An ambitious campaign is under way in Haiti to provide the same protection against deadly childhood diseases that children in developed countries enjoy. U.S. Secretary of Health and Human Services Secretary Kathleen Sebelius, along with the director of the Centers for Disease Control and Prevention and international providers, helped the Haitian government launch this program.

CDC head, Dr. Thomas Frieden called the program a major step forward. He said the U.S. government worked with Haiti on health issues before that country's deadly 2010 earthquake, but that after a cholera epidemic erupted several months later, efforts were stepped up. A vaccination program to prevent cholera is already under way. And now, another campaign has started, with the goal of protecting infants and children under the age of five from deadly childhood diseases, including measles.

Dr. Frieden said although measles does not exist in Haiti now, health officials have seen a recent increase in outbreaks. They are concerned because travelers may introduce measles, which is highly infectious.

"The country is certainly at risk for measles so one major effort is to improve measles immunity to protect children in Haiti," he explained.

Another part of the program is a pentavalent vaccine - one that protects against five childhood diseases: diphtheria, pertussis, tetanus, hepatitis B and the bacterial illness haemophilus influenza Type B (known as Hib).

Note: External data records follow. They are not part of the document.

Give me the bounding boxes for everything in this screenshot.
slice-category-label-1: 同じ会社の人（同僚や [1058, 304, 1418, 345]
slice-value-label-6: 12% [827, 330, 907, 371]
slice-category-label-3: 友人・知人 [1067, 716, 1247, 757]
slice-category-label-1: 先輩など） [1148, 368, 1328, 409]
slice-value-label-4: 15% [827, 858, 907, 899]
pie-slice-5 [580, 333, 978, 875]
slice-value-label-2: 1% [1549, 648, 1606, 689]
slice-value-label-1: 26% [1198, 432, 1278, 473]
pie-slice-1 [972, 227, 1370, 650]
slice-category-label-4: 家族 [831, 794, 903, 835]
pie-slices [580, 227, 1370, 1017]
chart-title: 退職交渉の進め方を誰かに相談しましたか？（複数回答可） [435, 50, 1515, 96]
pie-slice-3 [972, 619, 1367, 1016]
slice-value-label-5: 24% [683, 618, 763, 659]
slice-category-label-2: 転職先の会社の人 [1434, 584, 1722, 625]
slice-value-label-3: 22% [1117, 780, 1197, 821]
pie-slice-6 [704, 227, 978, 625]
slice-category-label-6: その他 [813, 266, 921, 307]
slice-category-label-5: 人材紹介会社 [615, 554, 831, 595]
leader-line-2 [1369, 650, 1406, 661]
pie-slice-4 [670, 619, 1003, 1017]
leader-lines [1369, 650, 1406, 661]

"Currently, Haiti only vaccinates against three of those diseases," noted the doctor. "So for the first time, Haiti will be vaccinating against five childhood diseases. And that will prevent literally thousands of deaths in the months and years to come."

Dr. Frieden said other vaccines to protect against pneumonia and diarrheal diseases will soon be introduced as part of this effort. In addition to being "the right thing to do," he said it is also personally gratifying.

"It's very exciting and very encouraging to see life-saving vaccines being delivered in slums and rural areas in Haiti," he said. "And those vaccines are going to protect literally tens of thousands of children from getting very sick and tens of thousands of children from dying in the years to come."

Until this campaign started, the vaccination rate for children in Haiti was below 60 percent. Dr. Frieden said that the CDC is helping the country improve its routine vaccination program so children born in the years to come will have a greater chance to become healthy adults.